US president Joe Biden (L) and Israeli prime minister Benjamin Netanyahu (C) meet in Tel Aviv, Israel, on October 18, 2023. Israeli defense minister Yoav Gallant (R) also attended the meeting. (Israeli Ministry of Defense / Handout / Anadolu via Getty Images)
Earlier this month, the Biden administration joined governments around the world in marking the seventy-fifth anniversary of the Convention on the Prevention and Punishment of the Crime of Genocide, adopted by the United Nations General Assembly on December 9, 1948. At the very same time, US government officials were trying to fend off a legal action accusing them of complicity with Israel’s “unfolding genocide” of Palestinians in the Gaza Strip. Now the South African government has filed a case with the International Court of Justice, invoking the Genocide Convention and accusing Israel of “genocidal acts.”

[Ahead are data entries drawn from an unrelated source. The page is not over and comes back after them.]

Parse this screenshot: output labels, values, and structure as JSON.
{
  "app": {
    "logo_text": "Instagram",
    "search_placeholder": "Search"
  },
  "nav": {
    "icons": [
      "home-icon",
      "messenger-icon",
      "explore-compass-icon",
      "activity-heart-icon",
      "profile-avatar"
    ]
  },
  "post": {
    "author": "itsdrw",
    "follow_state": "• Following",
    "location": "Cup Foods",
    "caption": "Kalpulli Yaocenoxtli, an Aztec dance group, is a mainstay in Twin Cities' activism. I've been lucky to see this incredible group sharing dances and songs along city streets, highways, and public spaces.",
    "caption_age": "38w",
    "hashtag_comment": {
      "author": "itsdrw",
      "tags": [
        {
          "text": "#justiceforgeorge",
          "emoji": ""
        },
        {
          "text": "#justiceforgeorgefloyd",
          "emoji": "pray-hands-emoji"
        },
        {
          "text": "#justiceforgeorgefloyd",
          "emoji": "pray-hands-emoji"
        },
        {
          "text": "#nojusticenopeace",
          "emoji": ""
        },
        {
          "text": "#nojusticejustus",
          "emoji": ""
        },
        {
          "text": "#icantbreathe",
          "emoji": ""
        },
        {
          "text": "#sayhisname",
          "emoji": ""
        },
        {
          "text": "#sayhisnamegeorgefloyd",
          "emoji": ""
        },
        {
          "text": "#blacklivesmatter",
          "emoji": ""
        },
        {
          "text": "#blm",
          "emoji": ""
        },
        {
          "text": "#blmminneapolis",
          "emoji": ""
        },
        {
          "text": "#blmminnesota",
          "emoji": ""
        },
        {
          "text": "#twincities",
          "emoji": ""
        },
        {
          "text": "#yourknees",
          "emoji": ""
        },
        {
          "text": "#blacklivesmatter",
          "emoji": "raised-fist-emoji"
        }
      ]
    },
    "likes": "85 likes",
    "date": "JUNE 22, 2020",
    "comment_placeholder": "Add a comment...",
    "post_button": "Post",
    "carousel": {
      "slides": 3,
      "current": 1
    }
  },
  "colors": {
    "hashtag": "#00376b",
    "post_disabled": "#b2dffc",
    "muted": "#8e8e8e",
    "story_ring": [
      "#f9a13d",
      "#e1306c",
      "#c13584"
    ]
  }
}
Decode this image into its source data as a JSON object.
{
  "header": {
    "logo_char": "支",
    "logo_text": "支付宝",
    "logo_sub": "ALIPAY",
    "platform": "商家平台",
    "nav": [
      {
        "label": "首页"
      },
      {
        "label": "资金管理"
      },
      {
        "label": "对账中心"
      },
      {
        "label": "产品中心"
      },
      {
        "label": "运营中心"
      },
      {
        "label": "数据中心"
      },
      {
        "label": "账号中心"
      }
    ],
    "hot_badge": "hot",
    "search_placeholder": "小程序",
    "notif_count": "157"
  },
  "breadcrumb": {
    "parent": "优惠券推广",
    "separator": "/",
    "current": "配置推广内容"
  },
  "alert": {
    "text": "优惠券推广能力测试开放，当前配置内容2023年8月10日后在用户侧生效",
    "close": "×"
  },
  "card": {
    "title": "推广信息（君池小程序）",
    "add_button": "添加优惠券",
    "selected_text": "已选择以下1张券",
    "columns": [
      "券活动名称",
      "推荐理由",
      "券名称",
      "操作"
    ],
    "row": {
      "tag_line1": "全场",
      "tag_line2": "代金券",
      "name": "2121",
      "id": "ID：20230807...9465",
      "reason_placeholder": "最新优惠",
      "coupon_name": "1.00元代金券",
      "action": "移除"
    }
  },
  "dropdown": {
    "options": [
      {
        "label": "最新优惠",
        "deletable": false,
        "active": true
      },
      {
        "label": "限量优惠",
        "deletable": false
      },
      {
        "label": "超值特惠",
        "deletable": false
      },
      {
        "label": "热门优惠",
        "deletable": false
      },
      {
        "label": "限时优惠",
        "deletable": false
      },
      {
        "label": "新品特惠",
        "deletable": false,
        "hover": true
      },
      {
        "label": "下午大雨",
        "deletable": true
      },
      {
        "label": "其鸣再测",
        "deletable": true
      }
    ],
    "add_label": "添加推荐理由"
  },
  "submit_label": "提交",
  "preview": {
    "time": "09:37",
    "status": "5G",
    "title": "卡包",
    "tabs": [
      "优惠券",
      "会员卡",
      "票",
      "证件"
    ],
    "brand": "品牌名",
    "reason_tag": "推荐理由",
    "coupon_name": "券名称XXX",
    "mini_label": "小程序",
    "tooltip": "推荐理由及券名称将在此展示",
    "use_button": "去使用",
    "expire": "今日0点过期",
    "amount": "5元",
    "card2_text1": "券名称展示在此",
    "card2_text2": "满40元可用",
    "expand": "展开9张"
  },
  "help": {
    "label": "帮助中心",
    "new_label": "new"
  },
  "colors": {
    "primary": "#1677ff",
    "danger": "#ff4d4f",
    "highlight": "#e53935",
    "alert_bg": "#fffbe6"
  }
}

Some commentators have contemptuously dismissed the idea that Israel’s war on Gaza should be considered genocidal as an absurdity. But academic experts have presented the question in a very different light and insisted on the need for urgent, morally serious debate.
The dismissive attitude to the charge of genocide betrays two forms of ignorance. The first concerns the definition of genocide in the convention itself. Although that definition was greatly influenced by the crimes of Nazism, its understanding of genocide also applies to a wider set of cases.